Apoptosis normally proceeds in an orderly manner as part of natural cell turnover and development, but that's not the only path to death. A quick influx of calcium ions, or extreme oxidative stress, as happens in cases of stroke, heart attack, or other ischemic events, can cause mitochondria to swell and burst, releasing necrotic mediators. The path that cells take appears intimately linked with the permeability of mitochondrial membranes.
Four groups, publishing in 2005, independently showed that the mitochondrial protein cyclophilin D (CyPD) can mediate the transition to mitochondrial permeability that leads to necrotic cell death.
Pointing to the Pore
These papers confirmed suspicions about the interaction of CyPD and the permeability transition pore that researchers had observed pharmacologically: Cyclosporin A targets cyclophilin proteins minimizing mitochondrial destruction. The groups demonstrated the connection by knocking out CyPD in mouse mitochondria and then inducing ischemia, while recording the response. In response to Ca2+ influx or oxidative stress, mitochondria lacking CyPD had limited pore opening and cell death.
Yoshihide Tsujimoto's group, at the Osaka Medical School in Japan, showed in their Hot Paper that in various cell types lacking CyPD, apoptosis still occurs, further linking the CyPD protein to necrosis.
The picture isn't yet complete. While these papers showed that mitochondria lacking the CyPD protein were protected from reperfusion, very high Ca2+ levels could still induce pore opening. Also, the Molkentin group showed that the permeability transition pore could be involved in cases of apoptosis, given high levels of CyPD.
"The pore can open even in the absence of cyclophilin D or in the presence of cyclosporin A," says Paolo Bernardi, senior author on a fourth CyPD-knock out paper.
Pointing to Drug Targets
Speculation is widespread about the structure and activity of the pore, and the role that CyPD plays in stable, healthy cells remains undefined. Nonetheless, researchers still consider CyPD a strong target for mediating cell trauma after ischemic events such as stroke or heart attack. Indeed, in the 2005 paper that Stanley Korsmeyer's lab published, cerebral ischemia was used as the model to test protection against injury by CyPD-deficient mitochondria.
Continued research has focused on both necrotic and apoptotic events, some of which can be mediated by cyclophilin inhibitors such as cyclosporin A. Alessia Angelin, in Bernardi's lab, has shown that cyclosporin A can mitigate fiber disintegration in muscular dystrophy.

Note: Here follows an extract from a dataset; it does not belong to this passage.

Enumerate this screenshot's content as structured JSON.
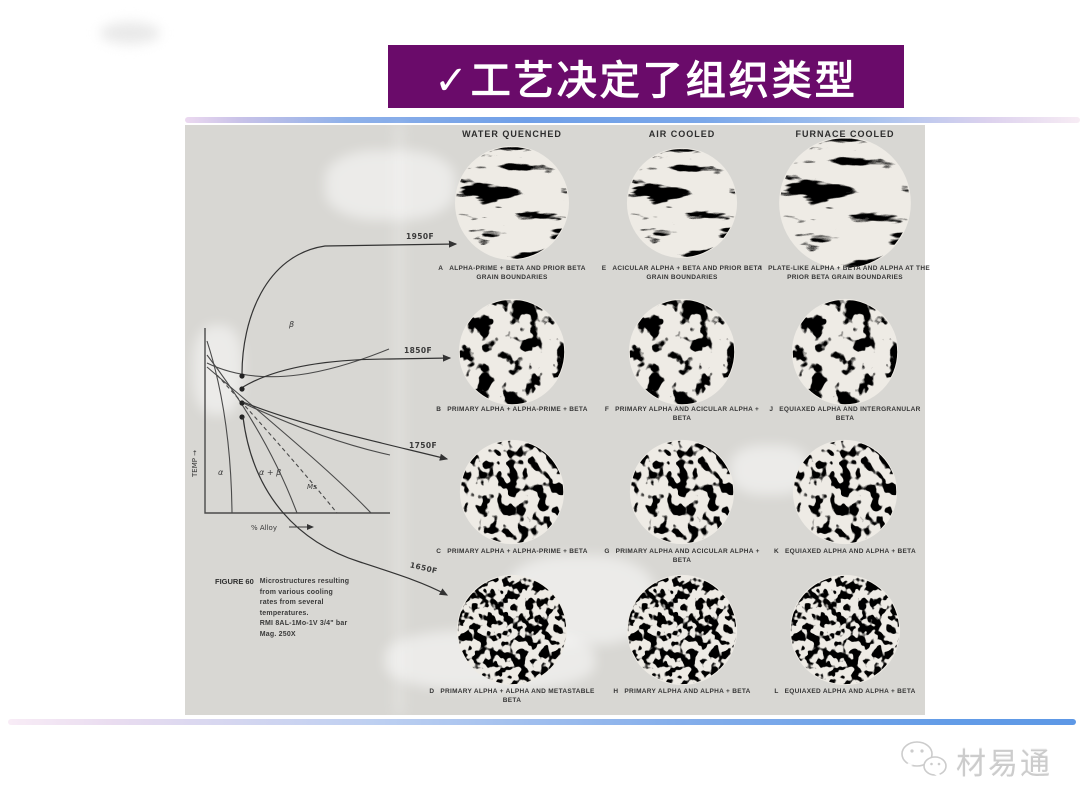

Andrew Halestrap, from the University of Bristol, who was not involved in any of the studies, has worked with the Debio compound but doesn't see it having a future in protecting against ischemic trauma. "Our own work is to find better mimics of preconditioning to block the pore, rather than relying on the cyclosporin," Halestrap says. Preventing the entire chain of events that leads to mitochondrial explosion may be more practical than treating cells with necrotic mediators after ischemic injury has occurred, he adds.
C.P. Baines et al., "Loss of cyclophilin D reveals a critical role for mitochondrial permeability transition in cell death," Nature, 434:658-62, 2005. (Cited in 120 papers) T. Nakagawa et al., "Cyclophilin D-dependent mitochondrial permeability transition regulates some necrotic but not apoptotic cell death," Nature, 434:652-8, 2005. (Cited in 112 papers)
Naturally, understanding cell death is vital to cancer studies as well. The two Hot Papers, and accompanying research, established a potential target for apoptosis induction in cancer therapy: Successful protection from reperfusion achieved by knocking out CyPD indicates an important role of the ANT protein. The CyPD mice experiments were also ideal in that they demonstrated natural cell function, even without the missing protein, a result that surprised other researchers such as Guido Kroemer from the Gustave Roussy Institute in France. This will help them locate the key protein targets for inducing cell death without ruining the entire function of the cell.
Mitochondria in cancer cells have shown strong resistance to calcium ions and therefore do not easily open their necrotic pores. "The challenge is to take advantage of this distinct [characteristic] and make drugs that target the cancer mitochondria and leave the regular mitochondria alone."